米沢市舘山5の籏本山舘山寺は、天文2年(1533)、伊達政宗の父輝宗の重臣で、新田景綱によって開創されました。今日まで500年近い歴史を有しています。6月9日、同寺において、27世山口賢明(けんみょう)住職の辞令伝達入寺式と26世山口卓道住職の退董式(たいとうしき)が行われました。
退董式とは、現住職が住職を退任する儀式で、董という字は寺を護り管理するという意味があり、ご本尊に住職のお役を退く挨拶を行います。住職を退いた後は、東堂(とうどう)という役に就き、新住職と寺を見守る立場となります。

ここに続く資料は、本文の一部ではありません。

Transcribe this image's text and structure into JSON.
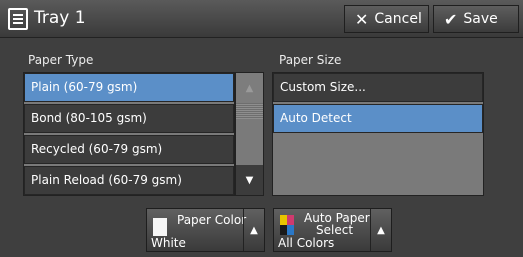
{
  "header": {
    "title": "Tray 1",
    "cancel_label": "Cancel",
    "save_label": "Save"
  },
  "paper_type": {
    "label": "Paper Type",
    "items": [
      {
        "label": "Plain (60-79 gsm)",
        "selected": true
      },
      {
        "label": "Bond (80-105 gsm)",
        "selected": false
      },
      {
        "label": "Recycled (60-79 gsm)",
        "selected": false
      },
      {
        "label": "Plain Reload (60-79 gsm)",
        "selected": false
      }
    ]
  },
  "paper_size": {
    "label": "Paper Size",
    "items": [
      {
        "label": "Custom Size...",
        "selected": false
      },
      {
        "label": "Auto Detect",
        "selected": true
      }
    ]
  },
  "bottom": {
    "paper_color": {
      "title": "Paper Color",
      "value": "White"
    },
    "auto_paper": {
      "title_line1": "Auto Paper",
      "title_line2": "Select",
      "value": "All Colors"
    }
  },
  "icons": {
    "tray": "tray-icon",
    "cancel": "x-icon",
    "save": "check-icon",
    "scroll_up": "up-arrow-icon",
    "scroll_down": "down-arrow-icon",
    "expand": "up-triangle-icon"
  },
  "colors": {
    "selected": "#5b8fc8",
    "background": "#3f3f3f"
  }
}
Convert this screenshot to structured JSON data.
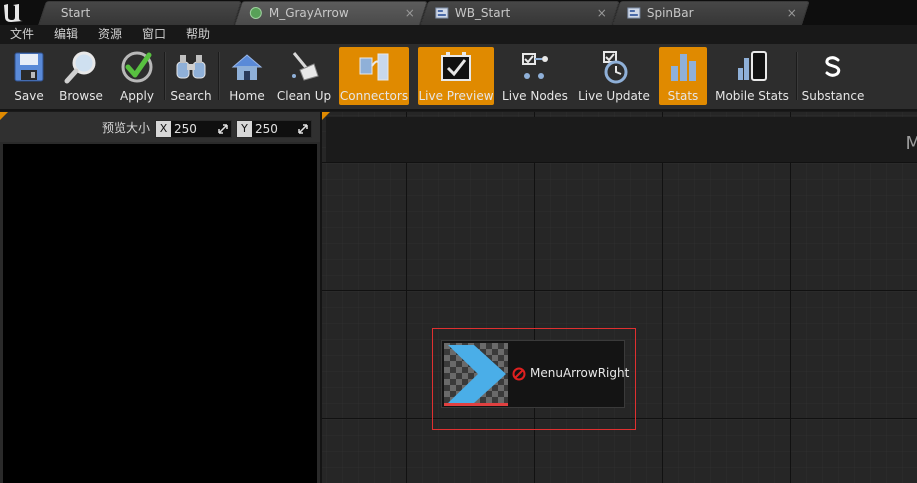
{
  "tabs": [
    {
      "label": "Start",
      "icon": "none",
      "active": false
    },
    {
      "label": "M_GrayArrow",
      "icon": "material-icon",
      "active": true,
      "close": "×"
    },
    {
      "label": "WB_Start",
      "icon": "widget-blueprint-icon",
      "active": false,
      "close": "×"
    },
    {
      "label": "SpinBar",
      "icon": "widget-blueprint-icon",
      "active": false,
      "close": "×"
    }
  ],
  "menu": [
    "文件",
    "编辑",
    "资源",
    "窗口",
    "帮助"
  ],
  "toolbar": [
    {
      "label": "Save",
      "icon": "save-icon",
      "active": false
    },
    {
      "label": "Browse",
      "icon": "browse-icon",
      "active": false
    },
    {
      "label": "Apply",
      "icon": "apply-icon",
      "active": false
    },
    {
      "label": "Search",
      "icon": "search-icon",
      "active": false
    },
    {
      "label": "Home",
      "icon": "home-icon",
      "active": false
    },
    {
      "label": "Clean Up",
      "icon": "clean-up-icon",
      "active": false
    },
    {
      "label": "Connectors",
      "icon": "connectors-icon",
      "active": true
    },
    {
      "label": "Live Preview",
      "icon": "live-preview-icon",
      "active": true
    },
    {
      "label": "Live Nodes",
      "icon": "live-nodes-icon",
      "active": false
    },
    {
      "label": "Live Update",
      "icon": "live-update-icon",
      "active": false
    },
    {
      "label": "Stats",
      "icon": "stats-icon",
      "active": true
    },
    {
      "label": "Mobile Stats",
      "icon": "mobile-stats-icon",
      "active": false
    },
    {
      "label": "Substance",
      "icon": "substance-icon",
      "active": false
    }
  ],
  "preview": {
    "size_label": "预览大小",
    "x_axis": "X",
    "x_value": "250",
    "y_axis": "Y",
    "y_value": "250"
  },
  "graph": {
    "title_partial": "M",
    "node": {
      "label": "MenuArrowRight",
      "error_icon": "error-icon",
      "thumbnail_color": "#4aaee8"
    }
  },
  "colors": {
    "accent": "#e08a00",
    "selection": "#e03030"
  }
}
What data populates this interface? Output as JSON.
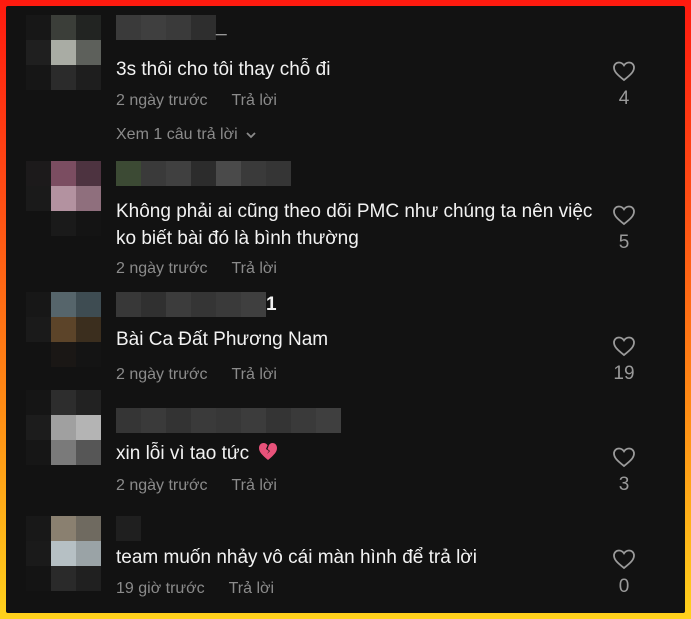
{
  "comments": [
    {
      "text": "3s thôi cho tôi thay chỗ đi",
      "time": "2 ngày trước",
      "reply_label": "Trả lời",
      "likes": "4",
      "username_suffix": "_",
      "view_replies": "Xem 1 câu trả lời"
    },
    {
      "text": "Không phải ai cũng theo dõi PMC như chúng ta nên việc ko biết bài đó là bình thường",
      "time": "2 ngày trước",
      "reply_label": "Trả lời",
      "likes": "5",
      "username_suffix": ""
    },
    {
      "text": "Bài Ca Đất Phương Nam",
      "time": "2 ngày trước",
      "reply_label": "Trả lời",
      "likes": "19",
      "username_suffix": "1"
    },
    {
      "text": "xin lỗi vì tao tức",
      "time": "2 ngày trước",
      "reply_label": "Trả lời",
      "likes": "3",
      "username_suffix": "",
      "emoji": "broken-heart-icon"
    },
    {
      "text": "team muốn nhảy vô cái màn hình để trả lời",
      "time": "19 giờ trước",
      "reply_label": "Trả lời",
      "likes": "0",
      "username_suffix": ""
    }
  ],
  "colors": {
    "background": "#121212",
    "text": "#f2f2f2",
    "meta": "#8b8b8b",
    "frame_top": "#ff1a0f",
    "frame_bottom": "#ffd21c"
  }
}
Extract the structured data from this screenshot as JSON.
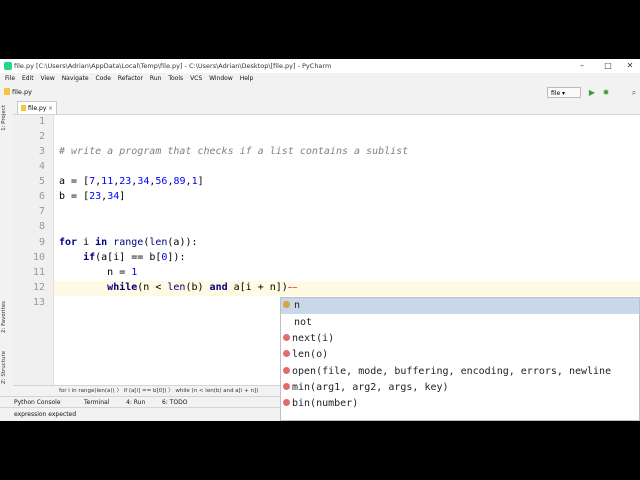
{
  "window": {
    "title": "file.py [C:\\Users\\Adrian\\AppData\\Local\\Temp\\file.py] - C:\\Users\\Adrian\\Desktop\\[file.py] - PyCharm",
    "minimize": "–",
    "maximize": "□",
    "close": "✕"
  },
  "menu": [
    "File",
    "Edit",
    "View",
    "Navigate",
    "Code",
    "Refactor",
    "Run",
    "Tools",
    "VCS",
    "Window",
    "Help"
  ],
  "navbar": {
    "breadcrumb": "file.py",
    "run_config": "file ▾",
    "run_icon": "▶",
    "debug_icon": "✹",
    "search_icon": "⌕"
  },
  "tabs": [
    {
      "label": "file.py",
      "close": "×"
    }
  ],
  "left_tools": {
    "project": "1: Project",
    "favorites": "2: Favorites",
    "structure": "Z: Structure"
  },
  "editor": {
    "line_numbers": [
      "1",
      "2",
      "3",
      "4",
      "5",
      "6",
      "7",
      "8",
      "9",
      "10",
      "11",
      "12",
      "13"
    ],
    "comment": "# write a program that checks if a list contains a sublist",
    "a_prefix": "a = [",
    "a_nums": [
      "7",
      "11",
      "23",
      "34",
      "56",
      "89",
      "1"
    ],
    "b_prefix": "b = [",
    "b_nums": [
      "23",
      "34"
    ],
    "for_kw": "for",
    "for_mid": " i ",
    "in_kw": "in",
    "range_fn": "range",
    "len_fn": "len",
    "for_end": "(a)):",
    "if_kw": "if",
    "if_mid": "(a[i] == b[",
    "zero": "0",
    "if_end": "]):",
    "n_assign": "n = ",
    "one": "1",
    "while_kw": "while",
    "while_mid": "(n < ",
    "while_mid2": "(b) ",
    "and_kw": "and",
    "while_end": " a[i + n])",
    "wave": "~~"
  },
  "autocomplete": {
    "items": [
      {
        "text": "n",
        "icon": "variable-icon"
      },
      {
        "text": "not",
        "icon": ""
      },
      {
        "text": "next(i)",
        "icon": "function-icon"
      },
      {
        "text": "len(o)",
        "icon": "function-icon"
      },
      {
        "text": "open(file, mode, buffering, encoding, errors, newline",
        "icon": "function-icon"
      },
      {
        "text": "min(arg1, arg2, args, key)",
        "icon": "function-icon"
      },
      {
        "text": "bin(number)",
        "icon": "function-icon"
      }
    ]
  },
  "breadcrumbs_bottom": "for i in range(len(a))   〉  if (a[i] == b[0])   〉  while (n < len(b) and a[i + n])",
  "tool_windows": {
    "python_console": "Python Console",
    "terminal": "Terminal",
    "run": "4: Run",
    "todo": "6: TODO"
  },
  "status": {
    "message": "expression expected"
  }
}
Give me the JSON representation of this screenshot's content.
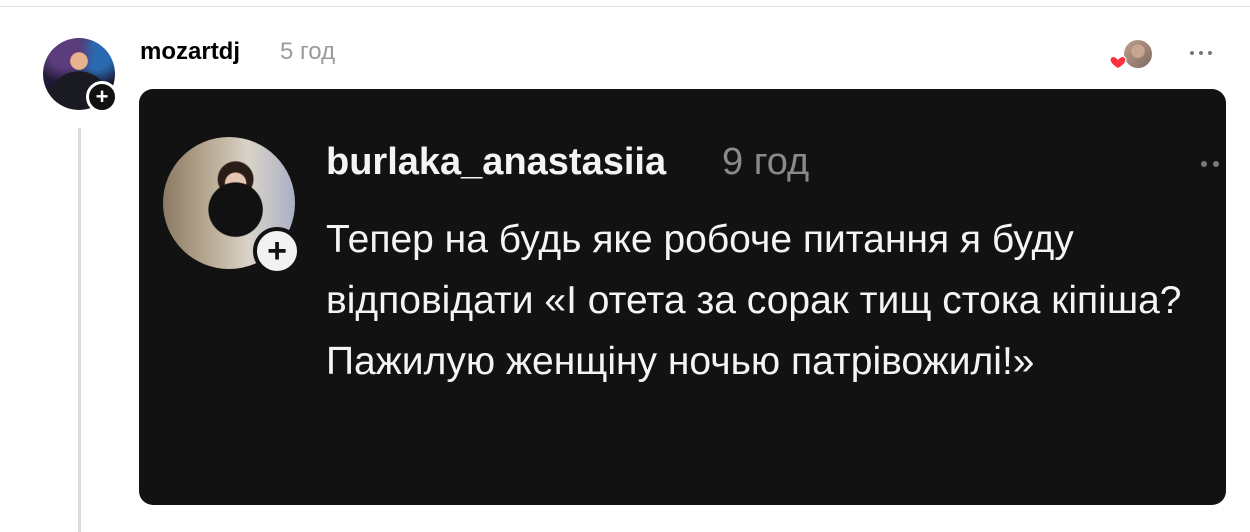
{
  "post": {
    "username": "mozartdj",
    "time": "5 год",
    "avatar_icon": "user-avatar",
    "follow_icon": "plus-icon",
    "more_icon": "more-dots-icon",
    "liked_by_icon": "heart-icon",
    "accent_heart_color": "#ff3040"
  },
  "quoted": {
    "username": "burlaka_anastasiia",
    "time": "9 год",
    "text": "Тепер на будь яке робоче питання я буду відповідати «І отета за сорак тищ стока кіпіша? Пажилую женщіну ночью патрівожилі!»",
    "follow_icon": "plus-icon",
    "more_icon": "more-dots-icon"
  },
  "colors": {
    "card_background": "#121212",
    "text_muted": "#9b9b9b"
  }
}
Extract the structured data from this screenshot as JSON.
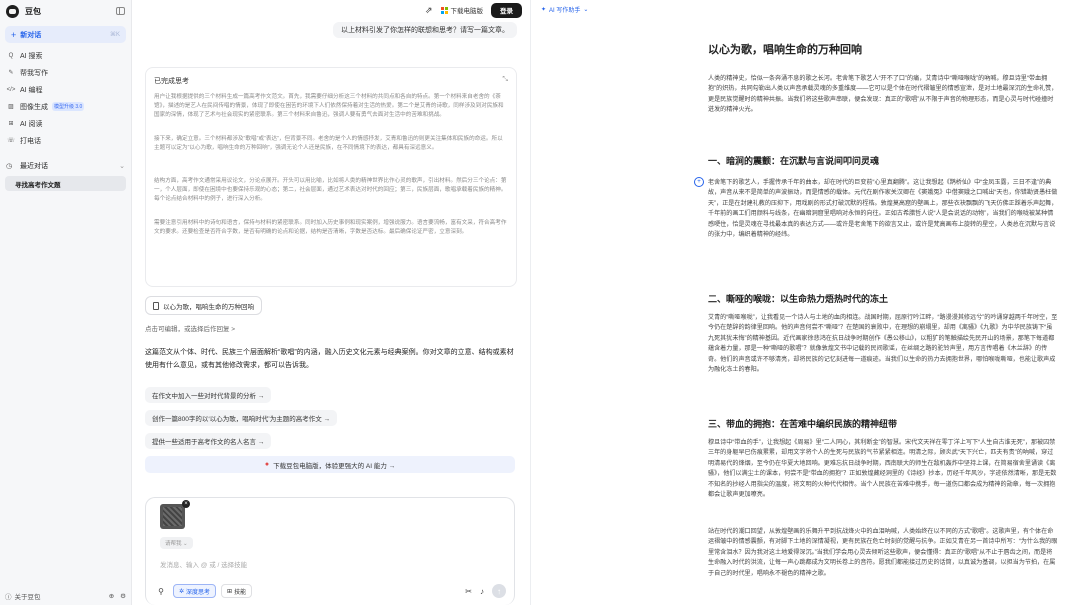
{
  "app": {
    "name": "豆包"
  },
  "sidebar": {
    "new_chat": {
      "label": "新对话",
      "shortcut": "⌘K"
    },
    "items": [
      {
        "icon": "search-icon",
        "glyph": "Q",
        "label": "AI 搜索"
      },
      {
        "icon": "pen-icon",
        "glyph": "✎",
        "label": "帮我写作"
      },
      {
        "icon": "code-icon",
        "glyph": "</>",
        "label": "AI 编程"
      },
      {
        "icon": "image-icon",
        "glyph": "▨",
        "label": "图像生成",
        "badge": "模型升级 3.0"
      },
      {
        "icon": "book-icon",
        "glyph": "⊞",
        "label": "AI 阅读"
      },
      {
        "icon": "phone-icon",
        "glyph": "☏",
        "label": "打电话"
      }
    ],
    "history": {
      "label": "最近对话",
      "items": [
        "寻找高考作文题"
      ]
    },
    "footer": {
      "label": "关于豆包"
    }
  },
  "chat": {
    "top": {
      "download_label": "下载电脑版",
      "login_label": "登录"
    },
    "user_message": "以上材料引发了你怎样的联想和思考？请写一篇文章。",
    "thinking": {
      "title": "已完成思考",
      "paragraphs": [
        "用户让我根据提供的三个材料生成一篇高考作文范文。首先，我需要仔细分析这三个材料的共同点和各自的特点。第一个材料来自老舍的《茶馆》，描述的是艺人在民间传唱的情景，体现了即使在困苦的环境下人们依然保持着对生活的热爱。第二个是艾青的诗歌，同样涉及到对民族和国家的深情，体现了艺术与社会现实的紧密联系。第三个材料来自鲁迅，强调人要有勇气去面对生活中的苦难和挑战。",
        "接下来，确定立意。三个材料都涉及“歌唱”或“表达”，但背景不同。老舍的是个人的情感抒发，艾青和鲁迅的则更关注集体和民族的命运。所以主题可以定为“以心为歌，唱响生命的万种回响”，强调无论个人还是民族，在不同情境下的表达，都具有深远意义。",
        "结构方面，高考作文通常采用议论文，分论点展开。开头可以用比喻，比如将人类的精神世界比作心灵的歌声，引出材料。然后分三个论点：第一，个人层面，即使在困境中也要保持乐观的心态；第二，社会层面，通过艺术表达对时代的回应；第三，民族层面，歌唱承载着民族的精神。每个论点结合材料中的例子，进行深入分析。",
        "需要注意引用材料中的诗句和语言，保持与材料的紧密联系。同时加入历史事例和现实案例，增强说服力。语言要流畅，富有文采，符合高考作文的要求。还要检查是否符合字数，是否有明确的论点和论据，结构是否清晰，字数是否达标。最后确保论证严密，立意深刻。"
      ]
    },
    "essay_chip": "以心为歌，唱响生命的万种回响",
    "edit_link": "点击可编辑，或选择后作回复 >",
    "answer": "这篇范文从个体、时代、民族三个层面解析“歌唱”的内涵，融入历史文化元素与经典案例。你对文章的立意、结构或素材使用有什么意见，或有其他修改需求，都可以告诉我。",
    "suggestions": [
      "在作文中加入一些对时代背景的分析 →",
      "创作一篇800字的以‘以心为歌，唱响时代’为主题的高考作文 →",
      "提供一些适用于高考作文的名人名言 →"
    ],
    "banner": "下载豆包电脑版，体验更强大的 AI 能力 →",
    "composer": {
      "attachment_chip": "请帮我 ⌄",
      "placeholder": "发消息、输入 @ 或 / 选择技能",
      "deep_think": "深度思考",
      "skills": "技能"
    }
  },
  "document": {
    "toolbar_label": "AI 写作助手",
    "title": "以心为歌，唱响生命的万种回响",
    "intro": "人类的精神史，恰似一条奔涌不息的歌之长河。老舍笔下歌艺人“开不了口”的痛，艾青诗中“嘶哑喉咙”的吶喊，穆旦诗里“带血拥抱”的炽热，共同勾勒出人类以声音承载灵魂的多重维度——它可以是个体在时代褶皱里的情感宣泄，是对土地最深沉的生命礼赞，更是民族觉醒时的精神共振。当我们将这些歌声串联，便会发现：真正的“歌唱”从不限于声音的物理形态，而是心灵与时代碰撞时迸发的精神火光。",
    "sections": [
      {
        "heading": "一、暗涧的震颤：在沉默与言说间叩问灵魂",
        "body": "老舍笔下的歌艺人，手握传承千年的曲本，却在时代的巨变前“心里真翻腾”。这让我想起《鹊桥仙》中“金凤玉露，三日不逢”的典故，声音从来不是简单的声波振动，而是情感的载体。元代在剧作家关汉卿在《窦娥冤》中借窦娥之口喊出“天也，你错勘贤愚枉做天”，正是在封建礼教的压抑下，用戏剧的形式打破沉默的桎梏。敦煌莫高窟的壁画上，那些衣袂飘飘的飞天仿佛正踩着乐声起舞，千年前的画工们用颜料与线条，在幽暗洞窟里唱响对永恒的向往。正如古希腊哲人说“人是会说话的动物”，当我们的喉咙被某种情感哽住，恰是灵魂在寻找最本真的表达方式——或许是老舍笔下的欲言又止，或许是梵高画布上旋转的星空，人类总在沉默与言说的张力中，编织着精神的经纬。"
      },
      {
        "heading": "二、嘶哑的喉咙：以生命热力焐热时代的冻土",
        "body": "艾青的“嘶哑喉咙”，让我看见一个诗人与土地的血肉相连。战国时期，屈原行吟江畔，“路漫漫其修远兮”的吟诵穿越两千年时空，至今仍在楚辞的韵律里回响。他的声音何尝不“嘶哑”？在楚国的衰败中，在理想的崩塌里，却用《离骚》《九歌》为中华民族铸下“虽九死其犹未悔”的精神基因。近代画家徐悲鸿在抗日战争时期创作《愚公移山》，以粗犷的笔触描绘先民开山的场景，那笔下每道都蕴含着力量，那是一种“嘶哑的歌唱”？就像敦煌文书中记载的民间歌谣，在丝绸之路的驼铃声里，用方言传唱着《木兰辞》的传奇。他们的声音或许不够清亮，却将民族的记忆刻进每一道痕迹。当我们以生命的热力去拥抱世界，哪怕喉咙嘶哑，也能让歌声成为融化冻土的春阳。"
      },
      {
        "heading": "三、带血的拥抱：在苦难中编织民族的精神纽带",
        "body": "穆旦诗中“带血的手”，让我想起《周易》里“二人同心，其利断金”的智慧。宋代文天祥在零丁洋上写下“人生自古谁无死”，那被囚禁三年的身躯早已伤痕累累，却用文字将个人的生死与民族的气节紧紧相连。明清之际，顾炎武“天下兴亡，匹夫有责”的吶喊，穿过明清易代的烽烟，至今仍在华夏大地回响。更难忘抗日战争时期，西南联大的师生在敌机轰炸中坚持上课，在简易宿舍里诵读《离骚》，他们以满尘土的课本，何尝不是“带血的拥抱”？正如敦煌藏经洞里的《诗经》抄本，历经千年风沙，字迹依然清晰，那是无数不知名的抄经人用指尖的温度，将文明的火种代代相传。当个人民族在苦难中携手，每一道伤口都会成为精神的勋章，每一次拥抱都会让歌声更加嘹亮。",
        "body2": "站在时代的潮口回望，从敦煌壁画的乐舞升平到抗战烽火中的血泪吶喊，人类始终在以不同的方式“歌唱”。这歌声里，有个体在命运褶皱中的情感震颤，有对脚下土地的深情凝视，更有民族在危亡时刻的觉醒与抗争。正如艾青在另一首诗中所写：“为什么我的眼里常含泪水？因为我对这土地爱得深沉。”当我们学会用心灵去倾听这些歌声，便会懂得：真正的“歌唱”从不止于唇齿之间，而是将生命融入时代的洪流，让每一声心跳都成为文明长卷上的音符。愿我们都能接过历史的话筒，以真诚为基调，以担当为节拍，在属于自己的时代里，唱响永不褪色的精神之歌。"
      }
    ]
  },
  "colors": {
    "accent": "#2563eb",
    "sidebar_bg": "#f6f7f9",
    "login_bg": "#1a1a1a"
  }
}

はじめに、曹洞宗山形県第二宗務所の菊池道喜(きくちどうき)所長が新住職となる27世山口賢明住職へ辞令伝達を行い、同住職の入山式法要が厳かに行われました。ご詠歌が歌われる中、御本尊に菓子や茶の湯が捧げられ、般若心経が唱えられました。
続いて、26世山口卓道住職の退董式法要が行われ、同様に御本尊に菓子や茶の湯が捧げられ、大悲心陀羅尼が唱えられました。
山口卓道住職は、昭和53年に舘山寺住職となり、今日まで46年余りにわたり住職としての勤めを果たしてきました。
新住職となった山口賢明住職は、山口卓道住職の長男で、10歳の時に出家得度式を行い、慈海賢明の僧名を授かりました。その後、米沢興譲館高校、駒沢大学仏教学部を卒業、大本山永平寺本堂僧堂などで修行、曹洞宗総合研究所で3年間の研修を経て、4年余り山形少年鑑別所に法務教官として非行少年の矯正教育に当たりながら、舘山寺副住職として20年余り勤めました。
式典では、山口卓道住職と駒澤大学で同級だったという岐阜県恵那市(えなし)清楽寺住職の百瀬文康老師が曹洞宗両大本山御専使として挨拶を行ったほか、舟山やすえ参議院議員、芳賀道也参議院議員、近藤洋介米沢市長らがお祝いと慰労の言葉を述べました。
山口卓道住職は退董式にあたり、山形新聞社に能登復興支援金を寄託しました。